Garrard Conley is the author of the memoir Boy Erased (Penguin 2016), now a major motion picture. Boy Erased was nominated for a Lamdba Literary Award and was featured as a top 2016 nonfiction book by O Magazine, Buzzfeed Books, and Shelf Awareness, among others. It has now been translated in over a dozen languages.
Conley is also a producer and creator of the podcast UnErased, which explores the history of conversion therapy in America through interviews, historical documents, and archive materials provided by the Mattachine Society of Washington, D.C.
A survivor of conversion therapy, Conley is an activist and speaker for Penguin Random House Speakers Bureau, lecturing at schools and venues across the country on radical compassion, writing through trauma, and growing up gay in the complicated South. He works with other activists to help end conversion therapy in the United States and abroad.

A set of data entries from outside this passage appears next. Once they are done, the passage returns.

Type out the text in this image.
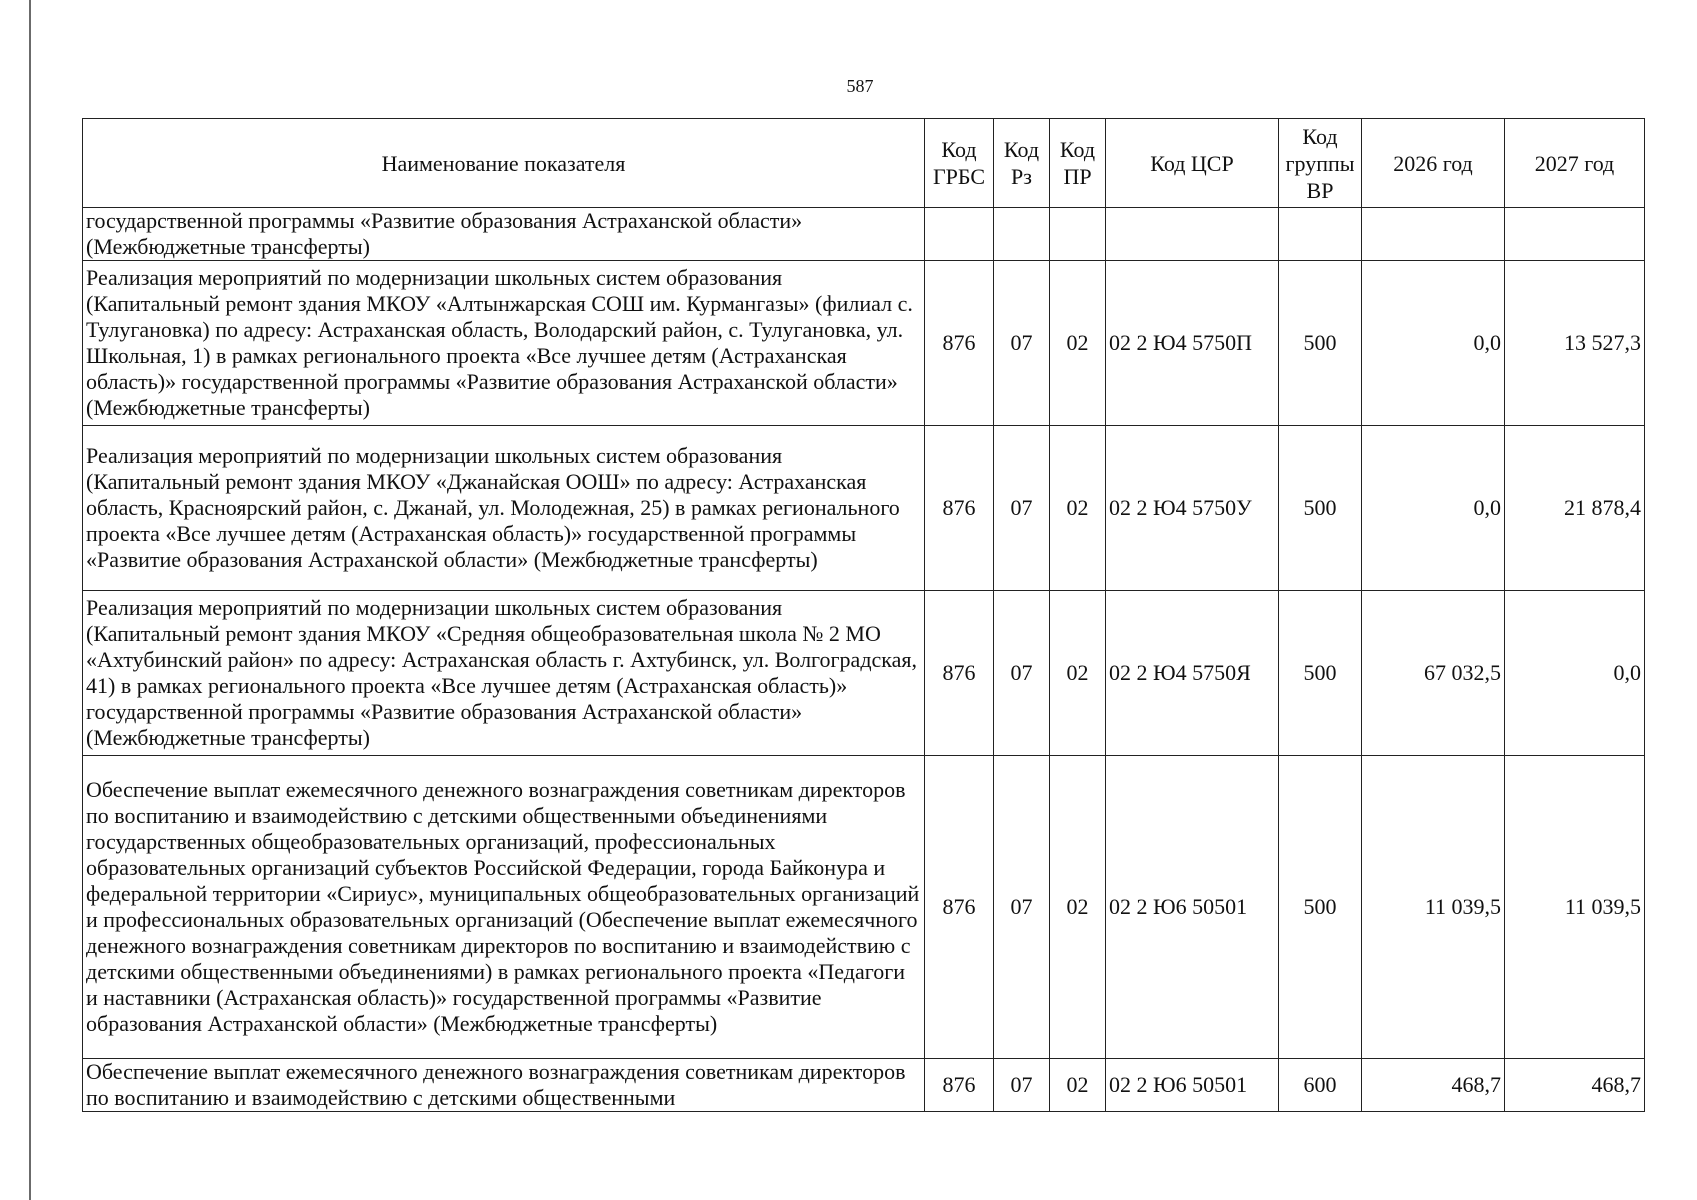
587
Наименование показателя	Код ГРБС	Код Рз	Код ПР	Код ЦСР	Код группы ВР	2026 год	2027 год
государственной программы «Развитие образования Астраханской области» (Межбюджетные трансферты)							
Реализация мероприятий по модернизации школьных систем образования (Капитальный ремонт здания МКОУ «Алтынжарская СОШ им. Курмангазы» (филиал с. Тулугановка) по адресу: Астраханская область, Володарский район, с. Тулугановка, ул. Школьная, 1) в рамках регионального проекта «Все лучшее детям (Астраханская область)» государственной программы «Развитие образования Астраханской области» (Межбюджетные трансферты)	876	07	02	02 2 Ю4 5750П	500	0,0	13 527,3
Реализация мероприятий по модернизации школьных систем образования (Капитальный ремонт здания МКОУ «Джанайская ООШ» по адресу: Астраханская область, Красноярский район, с. Джанай, ул. Молодежная, 25) в рамках регионального проекта «Все лучшее детям (Астраханская область)» государственной программы «Развитие образования Астраханской области» (Межбюджетные трансферты)	876	07	02	02 2 Ю4 5750У	500	0,0	21 878,4
Реализация мероприятий по модернизации школьных систем образования (Капитальный ремонт здания МКОУ «Средняя общеобразовательная школа № 2 МО «Ахтубинский район» по адресу: Астраханская область г. Ахтубинск, ул. Волгоградская, 41) в рамках регионального проекта «Все лучшее детям (Астраханская область)» государственной программы «Развитие образования Астраханской области» (Межбюджетные трансферты)	876	07	02	02 2 Ю4 5750Я	500	67 032,5	0,0
Обеспечение выплат ежемесячного денежного вознаграждения советникам директоров по воспитанию и взаимодействию с детскими общественными объединениями государственных общеобразовательных организаций, профессиональных образовательных организаций субъектов Российской Федерации, города Байконура и федеральной территории «Сириус», муниципальных общеобразовательных организаций и профессиональных образовательных организаций (Обеспечение выплат ежемесячного денежного вознаграждения советникам директоров по воспитанию и взаимодействию с детскими общественными объединениями) в рамках регионального проекта «Педагоги и наставники (Астраханская область)» государственной программы «Развитие образования Астраханской области» (Межбюджетные трансферты)	876	07	02	02 2 Ю6 50501	500	11 039,5	11 039,5
Обеспечение выплат ежемесячного денежного вознаграждения советникам директоров по воспитанию и взаимодействию с детскими общественными	876	07	02	02 2 Ю6 50501	600	468,7	468,7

He has received scholarships from the Bread Loaf, Sewanee, and Elizabeth Kostova F
oundation Writers’ Conferences and has taught writing classes for Catapult, Sackett Street Writers Workshop, and the Fine Arts Works Center in Provincetown. Last year he was the memoir instructor for GrubStreet’s Memoir Incubator program. He is also a returned Peace Corps volunteer, having served in Ukraine as an ESL instructor and HIV/AIDS educator.
His work can be found in The New York Times, TIME, VICE, CNN, BuzzFeed, Them, Virginia Quarterly Review, and The Huffington Post, among other places, and he is currently at work on a novel (Penguin 2020) about queer 18th century lives.
He is a member of the PEN/America Foundation and serves on the board of the Mattachine Society of Washington, D.C.
He lives in New York with his husband.